Date/Time: Sun, 24 Nov 2024 02:54:00 +0000



Post From: Offering To The Community: Enhanced Intraday Data File Compression with Large Speedups

[2016-02-04 19:14:19]
bjohnson777 (Brett Johnson) - Posts: 284
*** This probably won't work anymore with the date change in SC 2150.

In 1bar mode, this program will essentially do the same as the built in Intraday Data File Compression but 10-20x faster.

Where it gets interesting is 4bar mode where each bar is split into 4 ticks for Open, High, Low, and Close. For some reason this mode will run 6x faster on my system (noting the compressed file size is 4x larger) than the usual 1bar compression.

Note that this is an external command line program (EXE) and not a SC plugin study (DLL). It's a bit more complicated to run. Details below. The source code compiles cleanly on my 32bit and 64bit systems (linux and win). If you don't want to compile it yourself, I've attached 2 EXE's for win platforms. They are self contained and should run cleanly. If you're using an ancient computer that is 32bit only, choose the 32bit file. If you're running a multi-core system bought within the past several years, choose the 64bit file. The 32bit file should run on both if there's a problem.
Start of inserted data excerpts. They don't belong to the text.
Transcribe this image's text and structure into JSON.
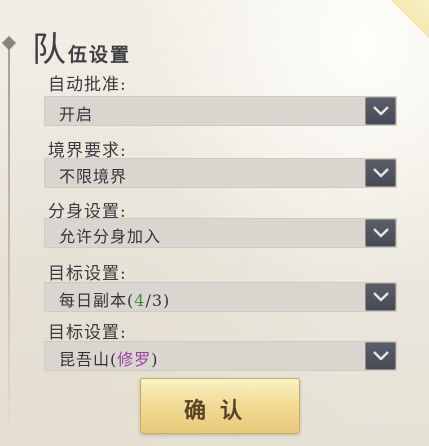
{
  "title": {
    "big": "队",
    "rest": "伍设置"
  },
  "settings": [
    {
      "label": "自动批准:",
      "value_parts": [
        {
          "text": "开启",
          "color": ""
        }
      ]
    },
    {
      "label": "境界要求:",
      "value_parts": [
        {
          "text": "不限境界",
          "color": ""
        }
      ]
    },
    {
      "label": "分身设置:",
      "value_parts": [
        {
          "text": "允许分身加入",
          "color": ""
        }
      ]
    },
    {
      "label": "目标设置:",
      "value_parts": [
        {
          "text": "每日副本(",
          "color": ""
        },
        {
          "text": "4",
          "color": "#3e8c3a"
        },
        {
          "text": "/3)",
          "color": ""
        }
      ]
    },
    {
      "label": "目标设置:",
      "value_parts": [
        {
          "text": "昆吾山(",
          "color": ""
        },
        {
          "text": "修罗",
          "color": "#9b3f9f"
        },
        {
          "text": ")",
          "color": ""
        }
      ]
    }
  ],
  "confirm_label": "确认",
  "colors": {
    "dropdown_button": "#4d515c",
    "confirm_gold": "#f2dc97",
    "highlight_green": "#3e8c3a",
    "highlight_purple": "#9b3f9f"
  },
  "icons": {
    "dropdown": "chevron-down-icon"
  }
}
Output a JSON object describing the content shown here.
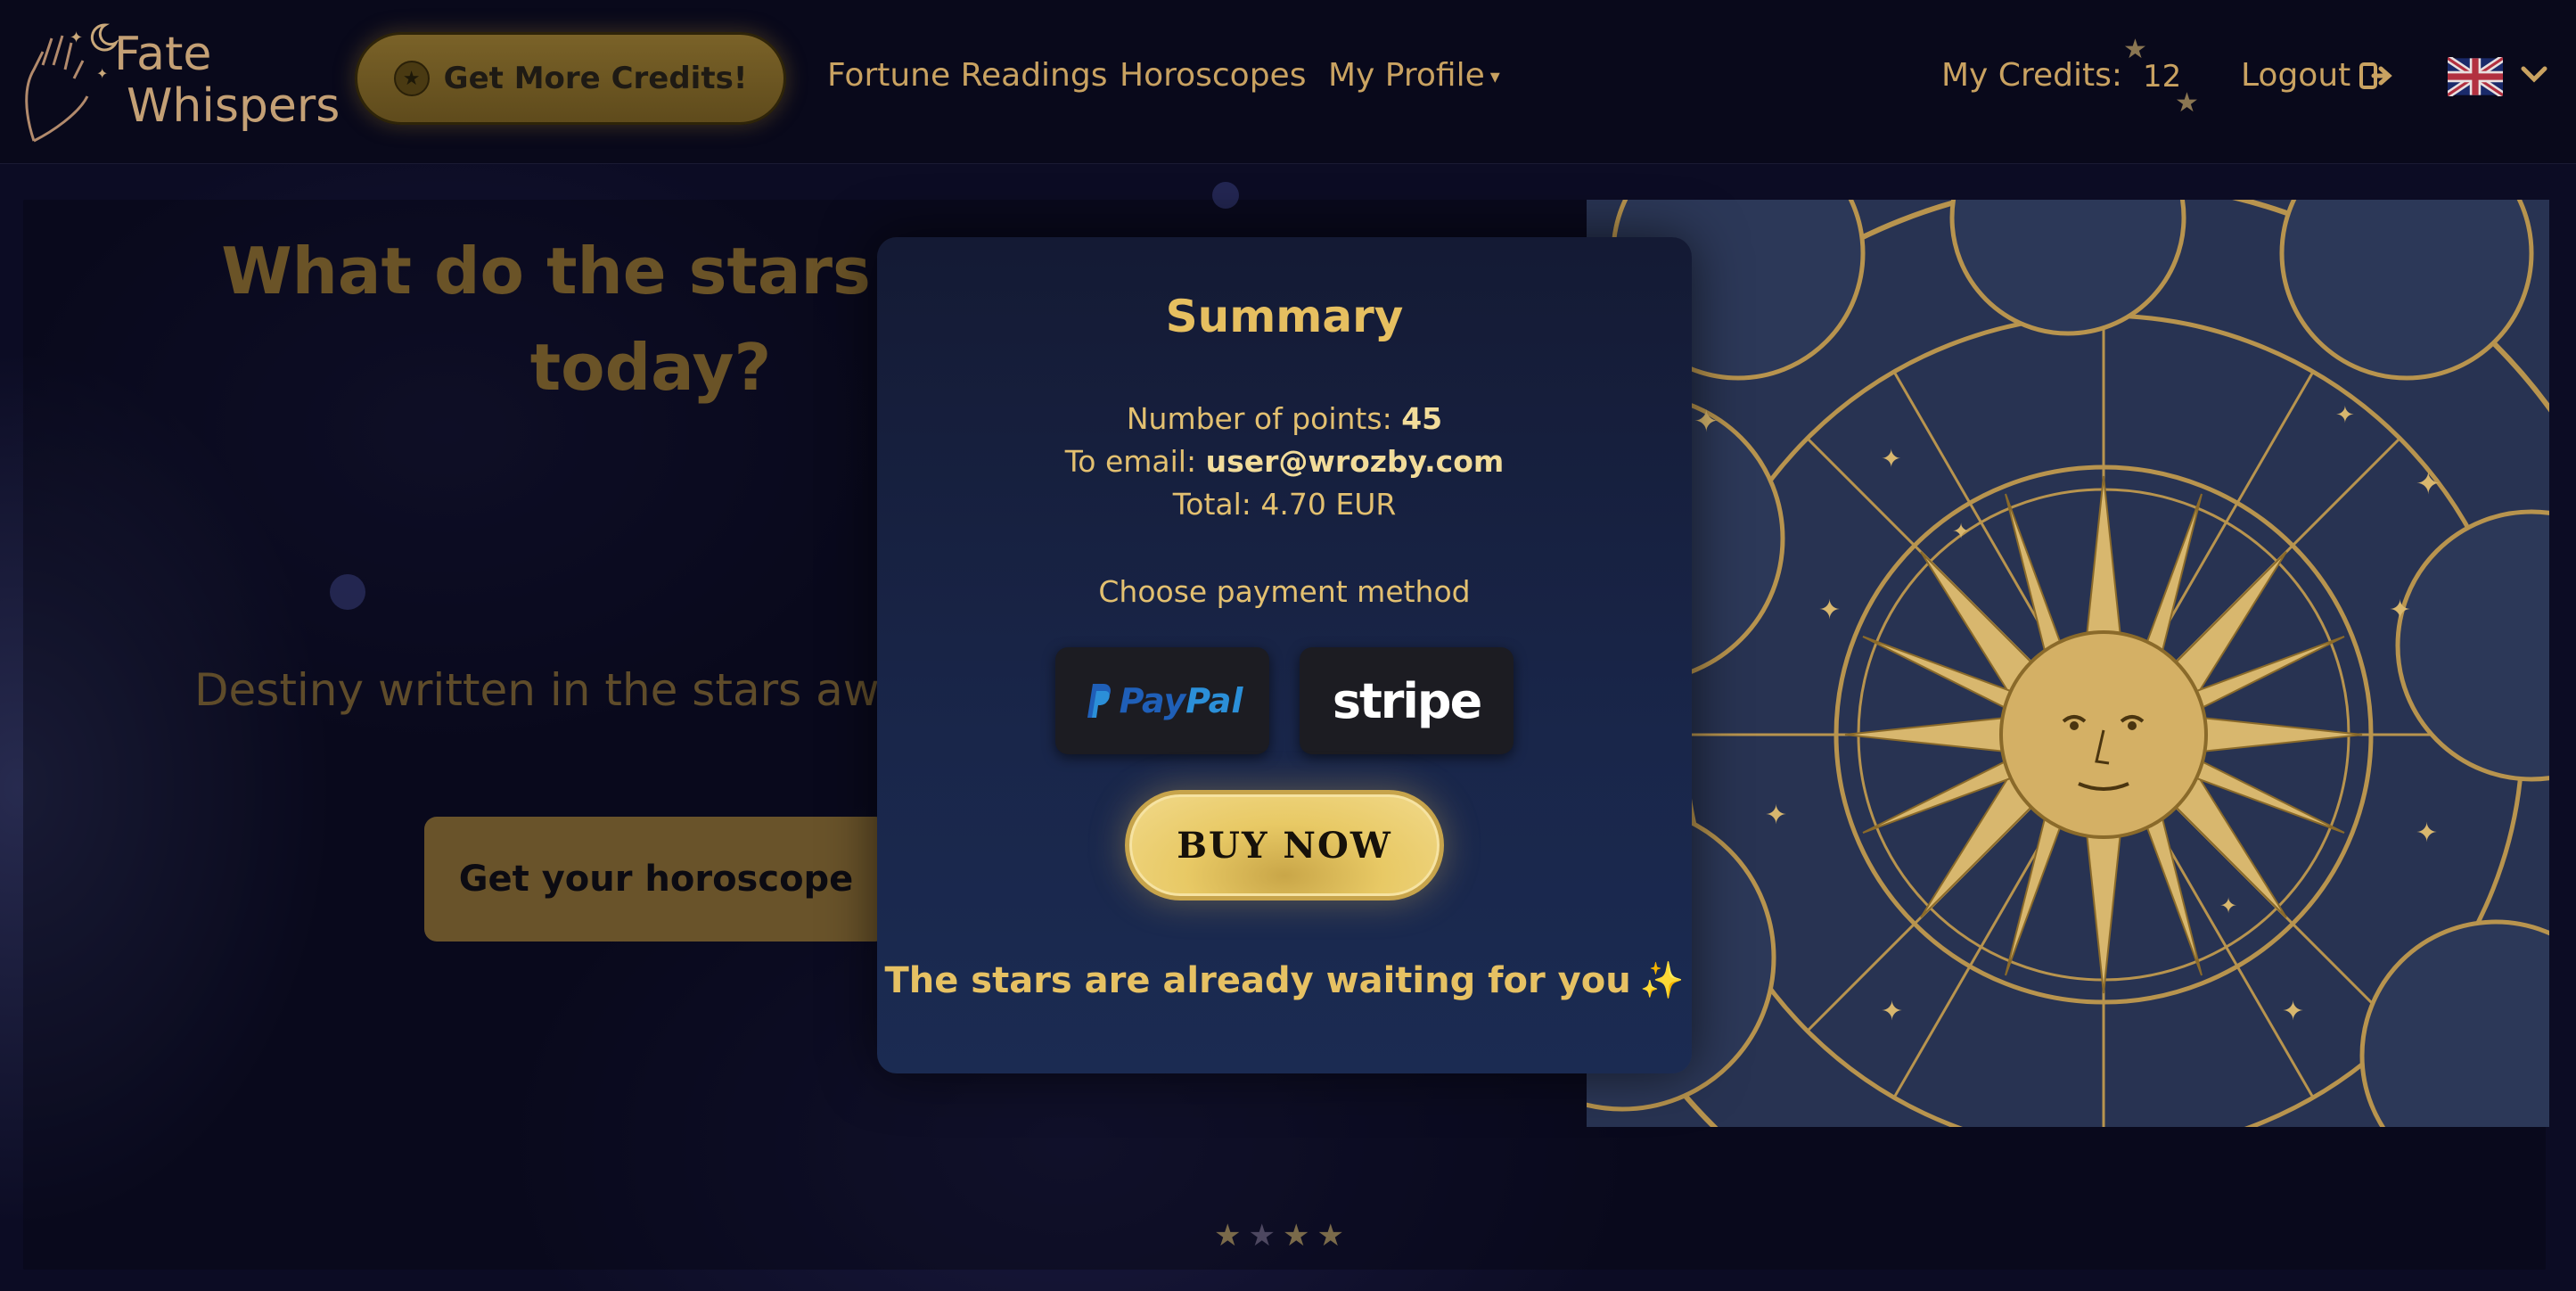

This program will keep the up/down volume ratios from tick by tick data similar to the SC built in function.

Support didn't think this was possible, but it works just fine with Ask/Bid Volume (SC_ASKVOL and SC_BIDVOL). I'll be updating my other studies I've posted to make this default in a few days.

I also programmed a 2bar version where up counts are one bar and down counts are the other. For some reason this causes SC to hang and barf. This is probably a SC bug that needs to be looked at. DO NOT use the 2bar output for now.

-----

Support:

Have a look at SCIDRecordWrite4Bars() just above main(). This is what I'm using to create the 4 OHLC bars. I've already provided the code, so this speed up needs to be integrated into the SC compress function. It should be easy.

The SCID file format page also needs some updating:
http://www.sierrachart.com/index.php?page=doc/doc_IntradayDataFileFormat.html

The data types should be size specific and not generic anymore. A long int may be 32bit or 64bit depending on the compiler. An int32_t or uint32_t will be the same on all compilers. Have a look at the top of my source file for what I'm using.

Also s_Record doesn't exist anymore on the doc page.

-----
Pieces from my file notes:


This program is also an example of a working SCID reader. If
Version 2 comes out, this program will likely need updating. Using
this program on another version will probably corrupt that version.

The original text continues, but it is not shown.